+ 3
Plz help me understand this piece of code.
int x=3 while(x++<10) {x+=2} court<<x
4 Answers
+ 18
6 //loop1 , 3 <10 , 4+2=6
9 //loop2, 6 <10, 7+2 =9
12 //loop3 , 9 <10 , 10+2 =12
//13 will be the final value of x as 12 is not smaller than 10 , so loop stops but 12++ is 13
/* don't much familiar with c++ syntax , so don't know whether to put ; or not , btw mine explanation is about what will happen in loop & what will be the value of x achieved after each cycle âș*/
+ 16
same i was thinking @John sir
//that ; is missing & added in /**/of my answer , haha c++ is also like java or java is like c++ âș
//btw U write lovely comments with full explanation
+ 8
You have a bunch of compile errors:
1: int x=3; // Added missing ;
2: while(x++<10)
3: {x+=2;} // Added missing ;
4: cout<<x; //Assumed court was cout add missing ;
1 x becomes 3
2 x or 3 is < 10 so execute loop after assigning 4 to x
3 add 2 to x for 6
2 x or 6 is < 10 so execute loop after assigning 7 to x
3 add 2 to x for 9
2 x or 9 is < 10 so execute loop after assigning 10 to x
3 add 2 to x for 12
2 x or 12 is > 10 so skip loop after assigning 13 to x
4 output x or 13
+ 3
The x variable of type integer (whole number) is initialized to 3. Then, a loop is entered.

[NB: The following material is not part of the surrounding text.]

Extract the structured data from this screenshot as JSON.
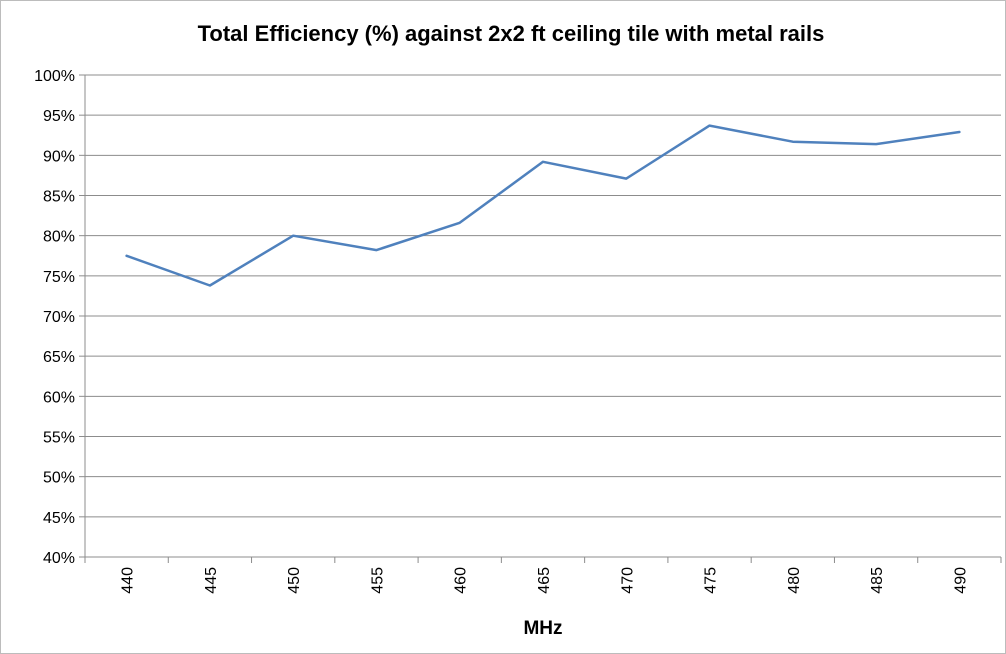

The condition of the loop increases the value of x by one, and compares the previous value of x (before adding the one) to the number 10. If the previous value of x is less than 10, the loop body is executed. In the loop body, the number 2 is added to the value of x.
The last line redirects (<<) the value of x to the standard output stream (cout), and therefore displays it in the console.